14-3-3-σ proteins are known to be crucial in a wide variety of cell responses, including cell cycle progression, DNA damage checkpoints, and apoptosis , and 14-3-3-σ hypermethylation is a significant event in primary breast cancer . However, its impact on tumor progression and its potential as a predictive factor remain unknown. Because 14-3-3-σ proteins regulate normal cell processes, the loss of their expression (mainly by hypermethylation of 14-3-3-σ gene promoter) may be implicated in breast cancer progression [31, 42]. This hypothesis is supported by our data, since hypermethylation of 14-3-3-σ was significantly associated with the response to metastatic breast cancer treatment. We calculated BRR values for the "continuous decline" and "rise-and-fall" groups (values plotted in Figure 5A). Analysis by unpaired t-test with Welch's correction showed a significant difference in mean values between these groups (P = 0.021). Subsequent ROC analysis, considering the "continuous decline group" as controls and the rise-and-fall group as cases (Figure 5B), showed a sensitivity of 75% (95% CI: 47.6 - 86.7) and a specificity of 66.7% (95% CI: 41.0 - 86.7) to discriminate between the groups for a cut-off level of BRR = 2.39.

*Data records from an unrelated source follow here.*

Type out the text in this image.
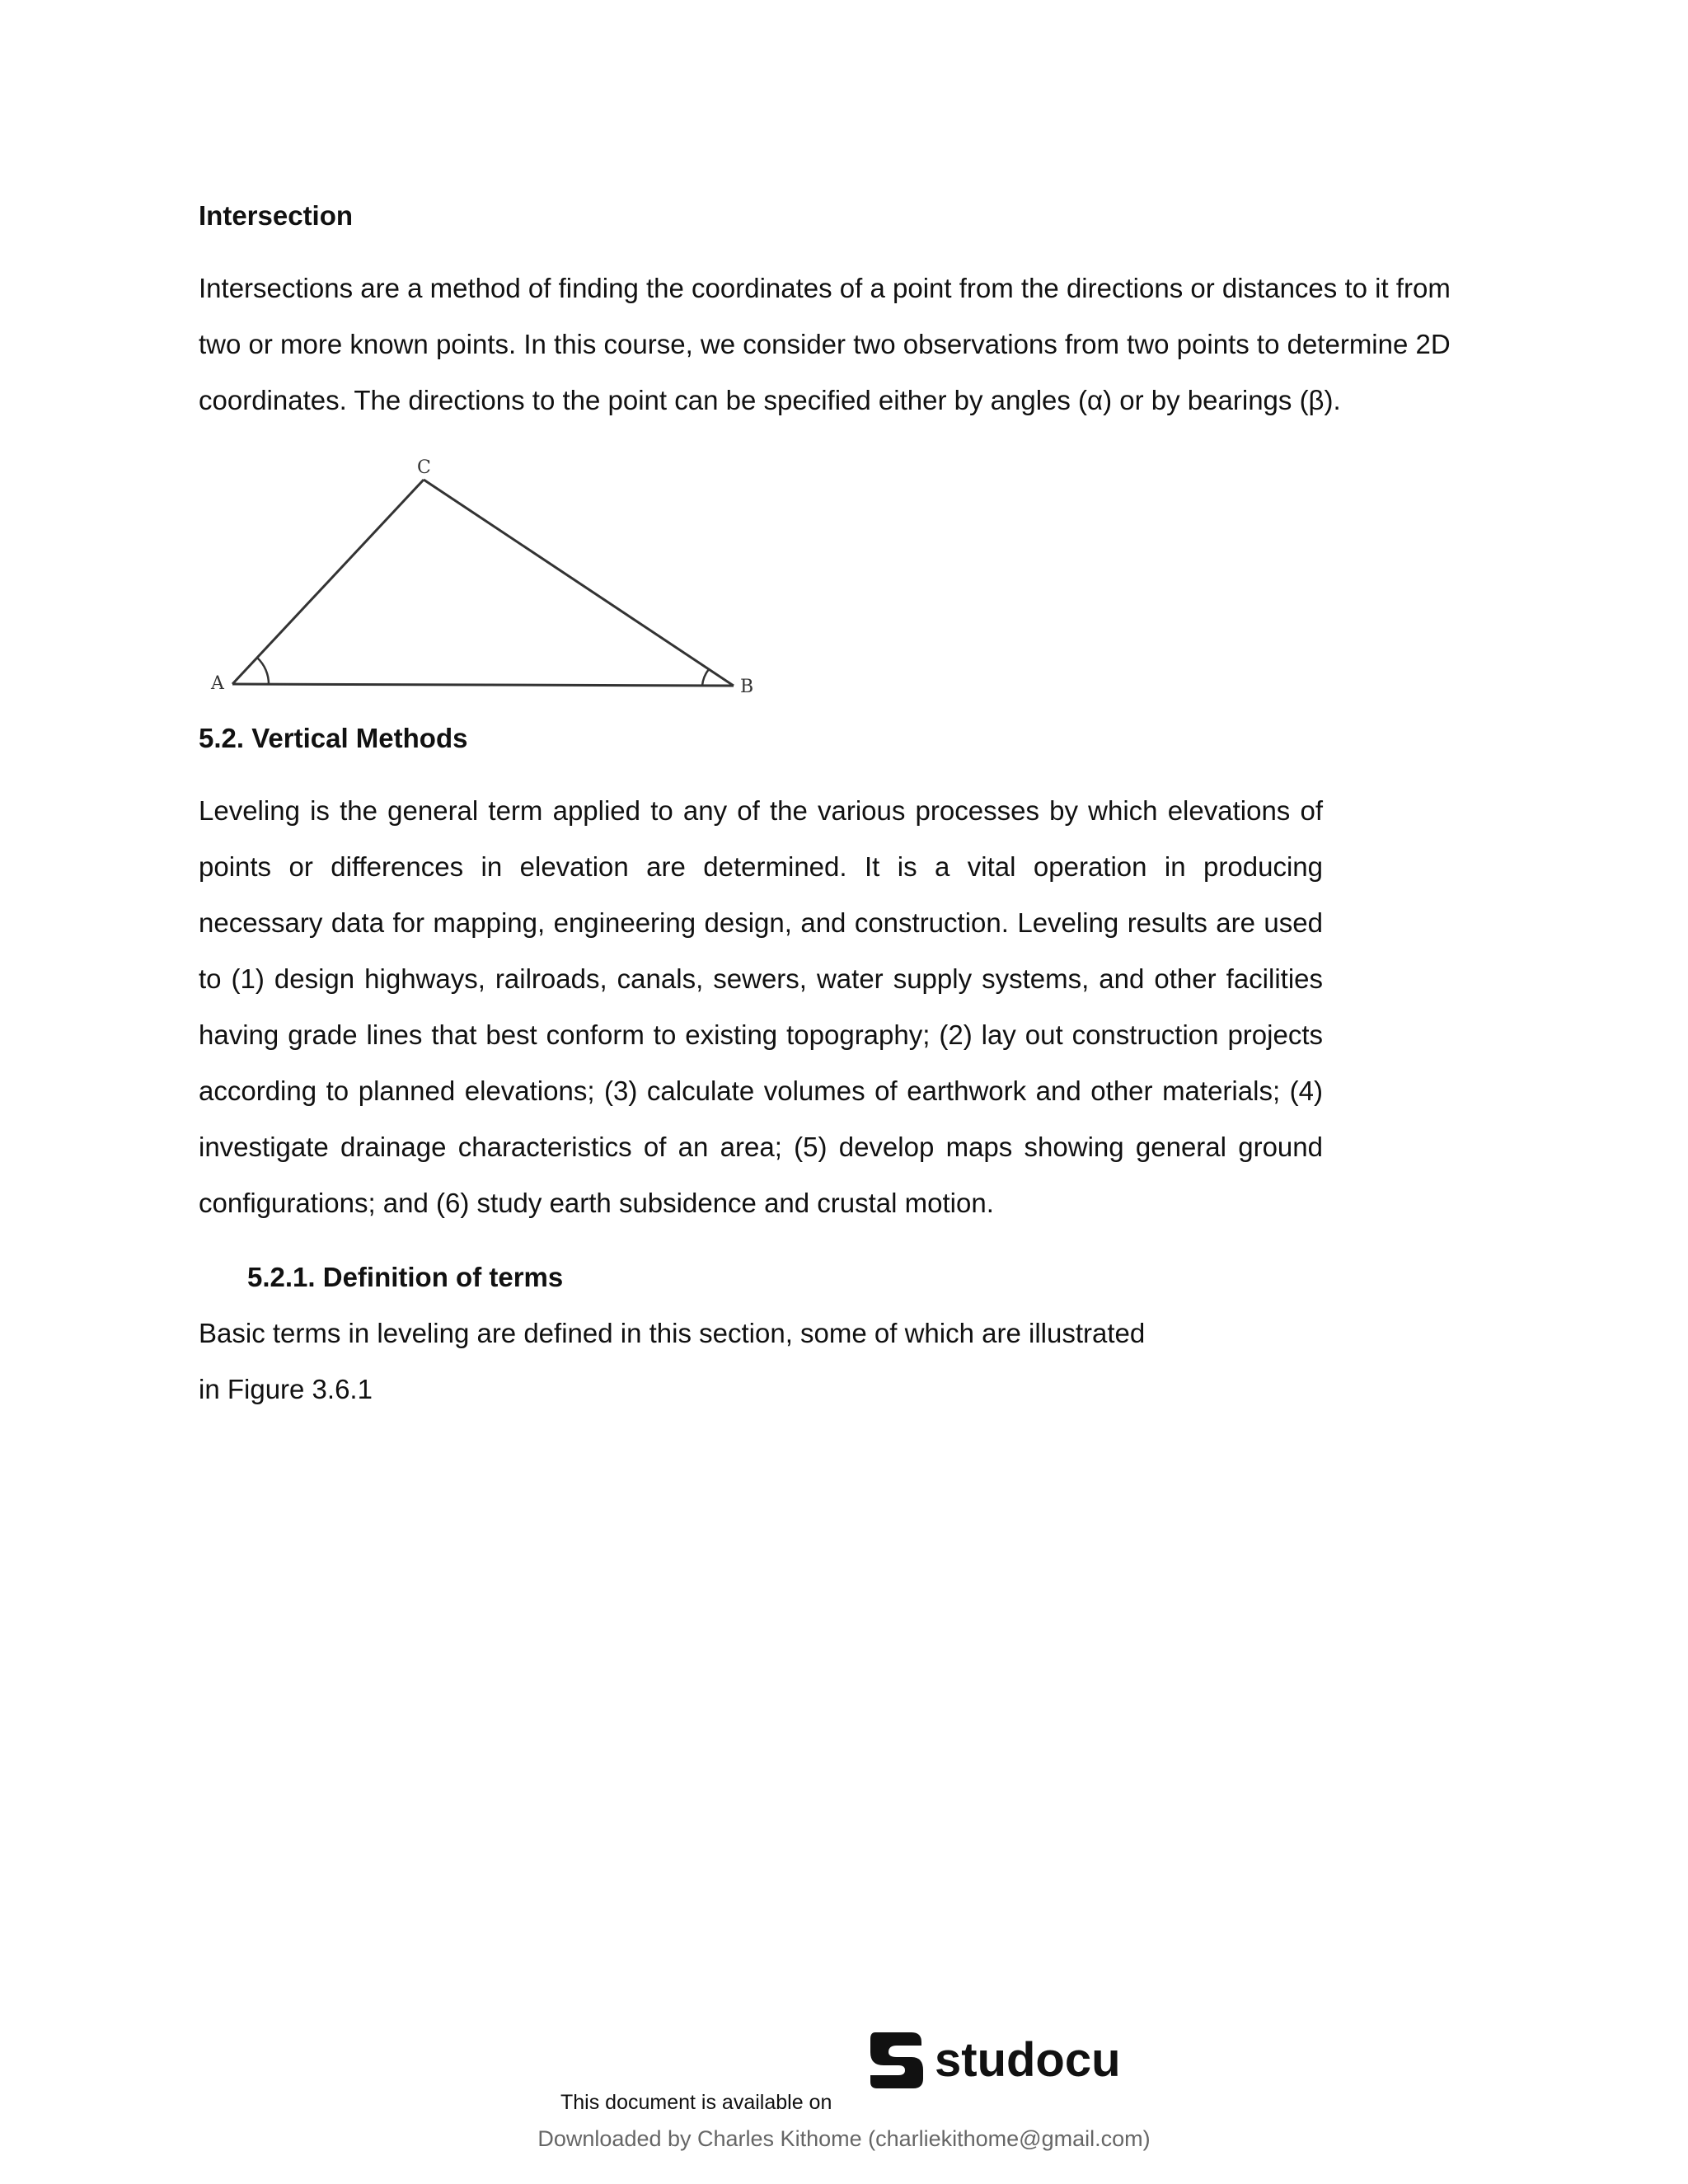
Intersection

Intersections are a method of finding the coordinates of a point from the directions or distances to it from
two or more known points. In this course, we consider two observations from two points to determine 2D
coordinates. The directions to the point can be specified either by angles (α) or by bearings (β).

A	B
C
5.2. Vertical Methods

Leveling is the general term applied to any of the various processes by which elevations of points or differences in elevation are determined. It is a vital operation in producing necessary data for mapping, engineering design, and construction. Leveling results are used to (1) design highways, railroads, canals, sewers, water supply systems, and other facilities having grade lines that best conform to existing topography; (2) lay out construction projects according to planned elevations; (3) calculate volumes of earthwork and other materials; (4) investigate drainage characteristics of an area; (5) develop maps showing general ground configurations; and (6) study earth subsidence and crustal motion.

5.2.1. Definition of terms

Basic terms in leveling are defined in this section, some of which are illustrated
in Figure 3.6.1

This document is available on
studocu
Downloaded by Charles Kithome (charliekithome@gmail.com)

The area under the ROC curve (Z = 0.804 ± 0.074) indicates that this test is a good approach to post-treatment prognosis and supports the very recent idea that 14-3-3 proteins may be related to breast cancer metastasis and evolution . However, a small amount of 14-3-3-σ methylated was detected in sera from healthy controls , which may be explained by presence of occult benign breast disease, although other possible sources of this DNA include: normal tissues, which show higher methylation values with increasing age; leukocytes , or breast benign disease . The above findings raise some questions about the utilization of 14-3-3-σ gene promoter in DNA extracted from serum for metastasis screening in the follow-up of treated breast cancer patients. Further research is warranted to elucidate this issue and to establish the impact of 14-3-3σ on tumor progression and its potential to predict the response to treatment of metastatic breast cancer.